By "originator" of a BGP route, we mean either the address of the originator in the ORIGINATOR_ID Attribute [RFC4456] or the source IP address of the BGP peer, if this path attribute is not present.
BGP implementations MUST also enforce that the AS_PATH attribute of a route received via the External Border Gateway Protocol (eBGP) contains the neighboring AS in the left-most position of the AS_PATH attribute. While this rule is optional in the BGP specification, it becomes necessary to enforce it here for security reasons.

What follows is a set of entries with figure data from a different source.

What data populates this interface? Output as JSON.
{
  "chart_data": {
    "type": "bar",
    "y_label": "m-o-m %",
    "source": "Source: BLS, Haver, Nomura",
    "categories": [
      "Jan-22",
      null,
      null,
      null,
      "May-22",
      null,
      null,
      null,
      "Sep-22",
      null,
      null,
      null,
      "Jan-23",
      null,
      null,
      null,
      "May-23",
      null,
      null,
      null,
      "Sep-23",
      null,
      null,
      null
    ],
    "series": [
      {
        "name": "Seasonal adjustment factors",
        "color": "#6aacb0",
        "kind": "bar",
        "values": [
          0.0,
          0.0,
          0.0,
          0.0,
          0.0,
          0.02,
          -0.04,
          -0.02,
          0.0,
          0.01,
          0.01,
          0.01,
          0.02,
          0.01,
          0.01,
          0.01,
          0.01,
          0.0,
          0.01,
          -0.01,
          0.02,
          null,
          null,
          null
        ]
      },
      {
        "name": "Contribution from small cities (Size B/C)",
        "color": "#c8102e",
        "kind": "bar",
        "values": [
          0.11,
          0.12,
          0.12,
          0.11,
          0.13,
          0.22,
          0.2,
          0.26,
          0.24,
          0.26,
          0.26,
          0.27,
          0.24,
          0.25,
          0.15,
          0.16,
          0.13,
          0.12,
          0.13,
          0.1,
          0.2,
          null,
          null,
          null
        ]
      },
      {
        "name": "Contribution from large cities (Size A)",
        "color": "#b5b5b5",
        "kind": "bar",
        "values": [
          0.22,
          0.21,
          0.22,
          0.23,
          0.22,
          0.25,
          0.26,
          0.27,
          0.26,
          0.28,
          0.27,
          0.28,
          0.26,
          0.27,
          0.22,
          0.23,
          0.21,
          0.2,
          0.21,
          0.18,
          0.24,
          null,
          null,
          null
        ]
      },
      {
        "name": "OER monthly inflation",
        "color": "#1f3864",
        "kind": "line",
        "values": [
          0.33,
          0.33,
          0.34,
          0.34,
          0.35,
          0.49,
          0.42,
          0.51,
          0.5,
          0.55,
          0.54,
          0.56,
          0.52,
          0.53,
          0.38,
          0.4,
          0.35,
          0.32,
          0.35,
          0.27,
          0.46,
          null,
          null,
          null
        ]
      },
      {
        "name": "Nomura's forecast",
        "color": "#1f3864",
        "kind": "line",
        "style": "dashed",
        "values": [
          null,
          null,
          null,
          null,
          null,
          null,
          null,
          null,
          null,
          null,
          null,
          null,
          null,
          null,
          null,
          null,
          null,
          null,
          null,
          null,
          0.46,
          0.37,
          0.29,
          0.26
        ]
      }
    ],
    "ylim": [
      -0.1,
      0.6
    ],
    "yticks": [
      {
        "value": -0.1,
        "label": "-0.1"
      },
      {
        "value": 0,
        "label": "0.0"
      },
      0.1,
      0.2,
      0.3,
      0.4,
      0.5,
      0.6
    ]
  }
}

The best-match unicast route may change over the time independently of the Flow Specification NLRI. Therefore, a revalidation of the Flow Specification NLRI MUST be performed whenever unicast routes change. Revalidation is defined as retesting rules a to c as described above.
Explanation:
The underlying concept is that the neighboring AS that advertises the best unicast route for a destination is allowed to advertise Flow Specification information that conveys a destination prefix that is more or equally specific. Thus, as long as there are no "more-specific" unicast routes received from a different neighboring AS, which would be affected by that Flow Specification, the Flow Specification is validated successfully.
The neighboring AS is the immediate destination of the traffic described by the Flow Specification. If it requests these flows to be dropped, that request can be honored without concern that it represents a denial of service in itself. The reasoning is that this is as if the traffic is being dropped by the downstream autonomous system, and there is no added value in carrying the traffic to it.